DEF CON Despite some progress, the US is still massively underprepared for a serious cyber attack and the current administration isn't helping matters, according to politicians visiting the DEF CON hacking conference.
In an opening keynote, representatives Ted Lieu (D-CA) and James Langevin (D-IL) were joined by hackers Cris Thomas, aka Space Rogue, and Jen Ellis (Infosecjen) to discuss the current state of play in government preparedness.
"No, we are not prepared," said Lieu, one of only four trained computer scientists in Congress. "When a crisis hits, it's too late for Congress to act.

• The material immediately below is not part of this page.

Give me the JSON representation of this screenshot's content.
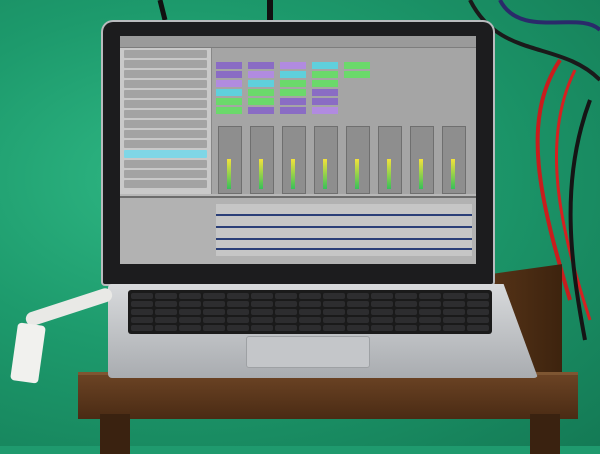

We are very weak on a federal level, nearly 20 years after Space Rogue warned us we're still there."
Thomas testified before Congress 20 years ago about the dangers that the internet could pose if proper steps weren't taken. At today's conference he said there was much still to be done but that he was cautiously optimistic for the future, as long as hackers put aside their issues with legislators and worked with them.
"As hackers we want things done now," he said. "But Congress doesn't work that way; it doesn't work at the 'speed of hack'. If you're going to engage with it, you need to recognise this is an incremental journey and try not to be so absolutist."
Three no Trump
He pointed out that the current administration was actually moving backwards, having placed less of a priority on IT security than past administrations. The session's moderator, former Representative for California Jane Harman, was more blunt, saying that US president Donald Trump had fired his homeland security advisor, Tom Bossert, one of the most respected men in cybersecurity (Bossert actually resigned), and abolished his position.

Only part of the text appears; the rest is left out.